Creating A Sense Of Place
“This is where I’m from” says Colm Tóibín about his home town of Enniscorthy, one half of the setting for Brooklyn and an ever-present influence on the cast and crew as they filmed there.
“My parents were from there, my grandparents were from there, and this was a small town of six thousand people. It’s not just that the film was set in the town, it was set in the very streets which I was thinking about in the book.”
Filming the Irish part of the story in the very town that inspired Tóibín to write the source material had a powerful effect on the cast, particularly Saoirse Ronan, who grew up not far from the town itself.
“It’s always going to affect your performance if you’re shooting in the real life town, because you just get a spirit for that place” says Ronan. “Even when I was younger I used to go to Enniscorthy there was a cinema by the river that me and my school friends used to go to. Having some sort of connection, whether through your own experience or just through talking to the people in the town, it was nice to have such a strong connection to this place.
For the second half of filming the complete opposite of the Enniscorthy shoot was the challenge; for much of the time, Brooklyn wasn’t Brooklyn, but rather Montreal.
Despite doubling for Brooklyn on-screen many times in the past, most notably in Once Upon a Time in America, Emory Cohen found the geographical transplantation to Canada a little more difficult than most.
“I’m a New Yorker so it’s hard telling everybody that I’m shooting a film called Brooklyn in Montreal I must say.
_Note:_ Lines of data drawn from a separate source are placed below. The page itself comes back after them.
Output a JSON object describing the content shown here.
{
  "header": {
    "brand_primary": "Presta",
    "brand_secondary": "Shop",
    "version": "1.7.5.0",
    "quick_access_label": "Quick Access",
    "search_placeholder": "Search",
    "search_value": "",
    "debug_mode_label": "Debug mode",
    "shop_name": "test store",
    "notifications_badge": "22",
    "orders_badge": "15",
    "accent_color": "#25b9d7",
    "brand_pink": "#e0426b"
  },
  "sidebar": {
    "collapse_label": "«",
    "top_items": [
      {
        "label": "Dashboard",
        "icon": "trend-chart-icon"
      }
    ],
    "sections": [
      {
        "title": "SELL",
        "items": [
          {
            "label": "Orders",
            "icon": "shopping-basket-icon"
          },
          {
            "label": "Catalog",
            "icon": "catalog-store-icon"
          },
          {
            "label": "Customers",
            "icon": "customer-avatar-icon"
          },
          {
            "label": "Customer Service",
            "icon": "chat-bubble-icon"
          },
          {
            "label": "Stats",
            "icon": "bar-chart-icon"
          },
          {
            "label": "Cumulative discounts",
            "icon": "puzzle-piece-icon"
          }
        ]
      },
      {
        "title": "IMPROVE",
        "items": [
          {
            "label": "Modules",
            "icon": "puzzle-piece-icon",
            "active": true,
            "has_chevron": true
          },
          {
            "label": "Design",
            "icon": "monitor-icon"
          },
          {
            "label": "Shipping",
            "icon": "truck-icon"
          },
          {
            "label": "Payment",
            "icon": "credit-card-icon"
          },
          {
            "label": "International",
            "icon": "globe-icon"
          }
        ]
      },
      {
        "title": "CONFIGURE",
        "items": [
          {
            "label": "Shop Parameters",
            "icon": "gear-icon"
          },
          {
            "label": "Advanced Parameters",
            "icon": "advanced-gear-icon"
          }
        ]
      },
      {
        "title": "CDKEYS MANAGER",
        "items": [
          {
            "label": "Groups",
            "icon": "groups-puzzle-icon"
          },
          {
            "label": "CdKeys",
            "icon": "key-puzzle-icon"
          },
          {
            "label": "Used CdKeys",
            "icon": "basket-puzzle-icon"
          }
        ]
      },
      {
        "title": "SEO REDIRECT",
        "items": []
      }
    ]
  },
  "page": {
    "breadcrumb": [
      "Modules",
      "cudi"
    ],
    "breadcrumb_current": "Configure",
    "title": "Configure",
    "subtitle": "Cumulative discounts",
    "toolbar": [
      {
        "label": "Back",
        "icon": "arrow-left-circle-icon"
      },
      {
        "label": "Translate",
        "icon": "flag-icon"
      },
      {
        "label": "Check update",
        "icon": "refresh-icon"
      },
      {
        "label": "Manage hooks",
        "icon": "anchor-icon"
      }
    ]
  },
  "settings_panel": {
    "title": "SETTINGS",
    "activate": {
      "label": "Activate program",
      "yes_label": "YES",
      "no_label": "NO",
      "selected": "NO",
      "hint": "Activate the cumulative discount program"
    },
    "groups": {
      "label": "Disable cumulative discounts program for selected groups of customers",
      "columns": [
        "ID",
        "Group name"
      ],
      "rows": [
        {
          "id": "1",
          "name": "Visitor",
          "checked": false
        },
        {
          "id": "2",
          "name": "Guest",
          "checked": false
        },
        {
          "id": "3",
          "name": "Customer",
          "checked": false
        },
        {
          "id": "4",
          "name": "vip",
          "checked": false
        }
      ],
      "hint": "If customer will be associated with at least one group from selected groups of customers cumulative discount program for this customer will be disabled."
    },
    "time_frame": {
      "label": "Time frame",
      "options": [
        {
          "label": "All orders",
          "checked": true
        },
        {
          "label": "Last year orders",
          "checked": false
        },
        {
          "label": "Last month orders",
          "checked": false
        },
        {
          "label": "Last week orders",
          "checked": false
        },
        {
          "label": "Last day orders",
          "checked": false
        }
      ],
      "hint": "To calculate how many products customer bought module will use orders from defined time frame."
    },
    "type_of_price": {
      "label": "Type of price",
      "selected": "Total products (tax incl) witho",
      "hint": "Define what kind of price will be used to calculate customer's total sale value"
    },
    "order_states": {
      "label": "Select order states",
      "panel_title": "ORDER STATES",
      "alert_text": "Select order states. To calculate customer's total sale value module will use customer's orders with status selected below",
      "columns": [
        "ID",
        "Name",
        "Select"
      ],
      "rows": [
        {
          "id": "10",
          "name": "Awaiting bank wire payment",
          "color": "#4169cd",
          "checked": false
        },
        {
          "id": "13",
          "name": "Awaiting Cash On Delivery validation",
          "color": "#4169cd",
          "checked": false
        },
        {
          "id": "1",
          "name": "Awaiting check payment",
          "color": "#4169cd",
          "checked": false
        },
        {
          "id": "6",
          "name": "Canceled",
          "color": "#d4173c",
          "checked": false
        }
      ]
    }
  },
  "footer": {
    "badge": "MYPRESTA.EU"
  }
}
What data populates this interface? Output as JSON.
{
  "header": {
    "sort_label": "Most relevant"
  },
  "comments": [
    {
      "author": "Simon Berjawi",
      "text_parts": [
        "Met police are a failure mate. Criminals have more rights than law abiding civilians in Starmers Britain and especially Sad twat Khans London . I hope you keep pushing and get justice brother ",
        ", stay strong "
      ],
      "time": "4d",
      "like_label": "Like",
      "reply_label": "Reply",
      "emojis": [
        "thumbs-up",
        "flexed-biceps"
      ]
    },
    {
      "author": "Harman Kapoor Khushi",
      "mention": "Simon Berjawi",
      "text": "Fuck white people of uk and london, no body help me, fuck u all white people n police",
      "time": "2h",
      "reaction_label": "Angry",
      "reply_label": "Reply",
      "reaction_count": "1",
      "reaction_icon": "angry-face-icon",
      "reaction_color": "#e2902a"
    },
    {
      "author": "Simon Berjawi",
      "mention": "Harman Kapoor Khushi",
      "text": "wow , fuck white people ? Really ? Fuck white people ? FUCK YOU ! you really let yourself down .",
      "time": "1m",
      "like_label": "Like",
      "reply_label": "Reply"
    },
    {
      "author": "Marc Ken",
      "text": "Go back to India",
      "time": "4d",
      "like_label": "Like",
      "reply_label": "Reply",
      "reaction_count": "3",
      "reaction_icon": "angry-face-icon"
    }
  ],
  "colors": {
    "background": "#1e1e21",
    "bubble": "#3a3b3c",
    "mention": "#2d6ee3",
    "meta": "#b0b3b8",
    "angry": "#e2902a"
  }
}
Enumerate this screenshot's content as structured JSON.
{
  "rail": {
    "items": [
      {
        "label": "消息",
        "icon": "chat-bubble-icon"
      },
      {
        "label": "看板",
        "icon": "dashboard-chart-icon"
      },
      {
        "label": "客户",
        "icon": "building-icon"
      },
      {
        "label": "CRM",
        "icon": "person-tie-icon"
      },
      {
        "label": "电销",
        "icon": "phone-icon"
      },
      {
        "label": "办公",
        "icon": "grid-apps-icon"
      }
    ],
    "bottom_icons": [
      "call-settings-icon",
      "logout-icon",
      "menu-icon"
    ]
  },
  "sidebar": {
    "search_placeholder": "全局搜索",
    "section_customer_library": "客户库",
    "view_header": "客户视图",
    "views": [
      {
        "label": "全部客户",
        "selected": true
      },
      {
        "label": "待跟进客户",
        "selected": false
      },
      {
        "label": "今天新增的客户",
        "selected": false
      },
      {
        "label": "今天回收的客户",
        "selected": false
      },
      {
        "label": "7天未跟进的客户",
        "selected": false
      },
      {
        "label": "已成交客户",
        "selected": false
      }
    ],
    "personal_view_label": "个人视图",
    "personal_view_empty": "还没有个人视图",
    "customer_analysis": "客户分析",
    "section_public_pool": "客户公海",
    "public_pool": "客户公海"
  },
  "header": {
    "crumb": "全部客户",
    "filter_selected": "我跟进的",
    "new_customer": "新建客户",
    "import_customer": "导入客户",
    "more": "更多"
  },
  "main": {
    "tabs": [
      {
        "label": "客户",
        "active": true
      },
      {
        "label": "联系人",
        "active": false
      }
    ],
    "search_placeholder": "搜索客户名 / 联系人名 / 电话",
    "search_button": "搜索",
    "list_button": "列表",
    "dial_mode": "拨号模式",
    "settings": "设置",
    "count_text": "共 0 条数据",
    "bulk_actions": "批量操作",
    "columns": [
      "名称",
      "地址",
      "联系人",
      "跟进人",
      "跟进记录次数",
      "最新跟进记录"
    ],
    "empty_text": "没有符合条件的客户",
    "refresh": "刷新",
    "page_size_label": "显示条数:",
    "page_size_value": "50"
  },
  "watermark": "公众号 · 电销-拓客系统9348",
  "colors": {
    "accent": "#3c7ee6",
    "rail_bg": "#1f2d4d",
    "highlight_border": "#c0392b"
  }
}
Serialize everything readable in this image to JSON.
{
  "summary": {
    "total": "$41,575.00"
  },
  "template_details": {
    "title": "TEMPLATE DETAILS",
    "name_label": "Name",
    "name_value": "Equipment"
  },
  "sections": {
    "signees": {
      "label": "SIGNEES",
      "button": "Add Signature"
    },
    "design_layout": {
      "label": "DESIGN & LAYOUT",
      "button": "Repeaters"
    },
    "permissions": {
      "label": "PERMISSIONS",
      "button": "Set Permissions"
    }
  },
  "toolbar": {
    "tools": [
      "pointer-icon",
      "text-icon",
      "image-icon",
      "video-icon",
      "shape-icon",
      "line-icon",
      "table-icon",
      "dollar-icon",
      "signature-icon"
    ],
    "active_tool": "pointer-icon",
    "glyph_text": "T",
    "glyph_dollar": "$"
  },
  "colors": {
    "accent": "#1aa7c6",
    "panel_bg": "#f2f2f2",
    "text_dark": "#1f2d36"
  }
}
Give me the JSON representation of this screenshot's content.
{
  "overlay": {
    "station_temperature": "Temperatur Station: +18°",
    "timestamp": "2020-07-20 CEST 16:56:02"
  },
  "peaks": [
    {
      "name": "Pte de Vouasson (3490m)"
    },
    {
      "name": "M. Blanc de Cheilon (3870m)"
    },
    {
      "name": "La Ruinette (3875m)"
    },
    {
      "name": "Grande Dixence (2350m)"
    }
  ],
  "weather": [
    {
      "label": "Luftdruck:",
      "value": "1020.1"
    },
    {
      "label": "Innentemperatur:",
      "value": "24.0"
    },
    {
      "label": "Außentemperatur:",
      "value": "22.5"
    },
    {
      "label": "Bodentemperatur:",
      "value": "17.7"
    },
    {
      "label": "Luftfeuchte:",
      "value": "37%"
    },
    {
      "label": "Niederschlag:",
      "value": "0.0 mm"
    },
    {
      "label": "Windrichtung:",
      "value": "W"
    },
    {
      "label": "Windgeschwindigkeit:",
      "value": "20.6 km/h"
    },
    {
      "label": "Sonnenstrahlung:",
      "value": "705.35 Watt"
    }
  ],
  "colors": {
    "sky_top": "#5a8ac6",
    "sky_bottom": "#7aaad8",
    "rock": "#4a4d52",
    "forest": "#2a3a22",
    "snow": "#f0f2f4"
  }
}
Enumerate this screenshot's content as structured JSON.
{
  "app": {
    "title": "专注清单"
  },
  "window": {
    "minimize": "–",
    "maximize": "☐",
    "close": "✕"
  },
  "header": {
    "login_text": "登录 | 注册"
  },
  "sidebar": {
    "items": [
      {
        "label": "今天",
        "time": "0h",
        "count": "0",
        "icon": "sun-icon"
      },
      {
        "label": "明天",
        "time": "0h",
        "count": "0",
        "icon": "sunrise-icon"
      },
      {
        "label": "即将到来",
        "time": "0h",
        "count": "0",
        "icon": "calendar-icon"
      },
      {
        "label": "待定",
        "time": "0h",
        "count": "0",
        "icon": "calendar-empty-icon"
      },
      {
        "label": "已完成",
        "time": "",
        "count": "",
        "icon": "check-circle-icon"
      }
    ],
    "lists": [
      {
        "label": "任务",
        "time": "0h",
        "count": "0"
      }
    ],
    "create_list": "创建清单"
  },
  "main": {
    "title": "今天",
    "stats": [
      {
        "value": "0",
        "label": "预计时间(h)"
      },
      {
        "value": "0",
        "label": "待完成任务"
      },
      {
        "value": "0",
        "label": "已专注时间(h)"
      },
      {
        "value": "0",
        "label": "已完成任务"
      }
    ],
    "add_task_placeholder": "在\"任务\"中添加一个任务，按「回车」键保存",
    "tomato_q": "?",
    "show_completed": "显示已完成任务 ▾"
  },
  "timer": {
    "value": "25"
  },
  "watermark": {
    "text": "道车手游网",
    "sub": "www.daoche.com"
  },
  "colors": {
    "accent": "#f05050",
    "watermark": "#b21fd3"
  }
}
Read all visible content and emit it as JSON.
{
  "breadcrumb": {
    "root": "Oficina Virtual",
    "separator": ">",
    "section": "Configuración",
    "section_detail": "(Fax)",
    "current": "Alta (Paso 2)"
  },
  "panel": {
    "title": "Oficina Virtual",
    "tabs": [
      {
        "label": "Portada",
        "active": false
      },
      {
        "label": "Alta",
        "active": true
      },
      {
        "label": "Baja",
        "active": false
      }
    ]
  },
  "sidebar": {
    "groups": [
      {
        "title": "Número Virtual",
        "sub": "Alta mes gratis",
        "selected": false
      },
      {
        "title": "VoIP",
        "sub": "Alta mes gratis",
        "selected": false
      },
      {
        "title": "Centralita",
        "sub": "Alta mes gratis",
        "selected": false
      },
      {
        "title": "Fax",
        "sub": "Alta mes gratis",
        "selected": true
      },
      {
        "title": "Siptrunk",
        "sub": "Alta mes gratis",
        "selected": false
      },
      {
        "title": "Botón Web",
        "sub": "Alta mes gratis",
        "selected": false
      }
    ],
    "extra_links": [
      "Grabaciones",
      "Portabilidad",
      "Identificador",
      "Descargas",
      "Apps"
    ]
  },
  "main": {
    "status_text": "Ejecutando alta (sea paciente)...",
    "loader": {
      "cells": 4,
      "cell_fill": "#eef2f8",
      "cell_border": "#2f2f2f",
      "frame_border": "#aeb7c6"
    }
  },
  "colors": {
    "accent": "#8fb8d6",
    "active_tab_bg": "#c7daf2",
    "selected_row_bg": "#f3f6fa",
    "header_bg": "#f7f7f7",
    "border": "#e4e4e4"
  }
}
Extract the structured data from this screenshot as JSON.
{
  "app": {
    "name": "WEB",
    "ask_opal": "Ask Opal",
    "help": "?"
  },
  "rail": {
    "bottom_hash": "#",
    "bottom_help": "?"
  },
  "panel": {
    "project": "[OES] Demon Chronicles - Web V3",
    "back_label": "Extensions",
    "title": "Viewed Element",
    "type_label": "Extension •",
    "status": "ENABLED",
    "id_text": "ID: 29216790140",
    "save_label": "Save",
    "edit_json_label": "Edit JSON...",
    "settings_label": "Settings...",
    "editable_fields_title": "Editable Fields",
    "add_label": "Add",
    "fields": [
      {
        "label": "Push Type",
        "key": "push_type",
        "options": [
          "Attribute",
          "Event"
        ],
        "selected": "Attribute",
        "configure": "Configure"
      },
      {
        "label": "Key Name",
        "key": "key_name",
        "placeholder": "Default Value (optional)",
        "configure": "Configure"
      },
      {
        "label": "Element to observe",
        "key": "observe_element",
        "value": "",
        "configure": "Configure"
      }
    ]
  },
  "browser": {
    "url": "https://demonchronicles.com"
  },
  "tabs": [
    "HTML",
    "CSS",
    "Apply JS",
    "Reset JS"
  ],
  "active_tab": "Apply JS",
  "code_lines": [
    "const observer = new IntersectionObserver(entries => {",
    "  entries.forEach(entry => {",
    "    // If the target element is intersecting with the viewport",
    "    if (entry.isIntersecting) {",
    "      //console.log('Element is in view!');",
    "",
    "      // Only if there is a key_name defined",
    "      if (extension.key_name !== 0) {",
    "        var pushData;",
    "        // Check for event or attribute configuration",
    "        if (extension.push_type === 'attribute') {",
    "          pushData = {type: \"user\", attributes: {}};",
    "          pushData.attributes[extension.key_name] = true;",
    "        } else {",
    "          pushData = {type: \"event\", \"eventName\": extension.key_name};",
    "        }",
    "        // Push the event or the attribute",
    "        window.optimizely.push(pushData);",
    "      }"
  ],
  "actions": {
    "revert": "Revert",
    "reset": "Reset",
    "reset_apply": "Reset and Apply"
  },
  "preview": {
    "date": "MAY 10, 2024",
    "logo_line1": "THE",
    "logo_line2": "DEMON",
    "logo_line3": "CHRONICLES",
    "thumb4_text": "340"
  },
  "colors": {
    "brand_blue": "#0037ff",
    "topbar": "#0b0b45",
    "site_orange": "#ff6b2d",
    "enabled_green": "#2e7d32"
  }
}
I’m catching slack from that back home, I tell them but I can’t do nothing about it!”
For the director, the hope in creating Brooklyn is that the audience are emotionally invested and really care about the decision she makes, regardless whether they think it’s the right one.
“I’d like people to be moved primarily by the story” says Crowley. “I think that it’s sort of the strongest aspect, actually; it quietly creeps up on you for a story which is ostensibly undramatic.”
Brooklyn released on November 13, 2015.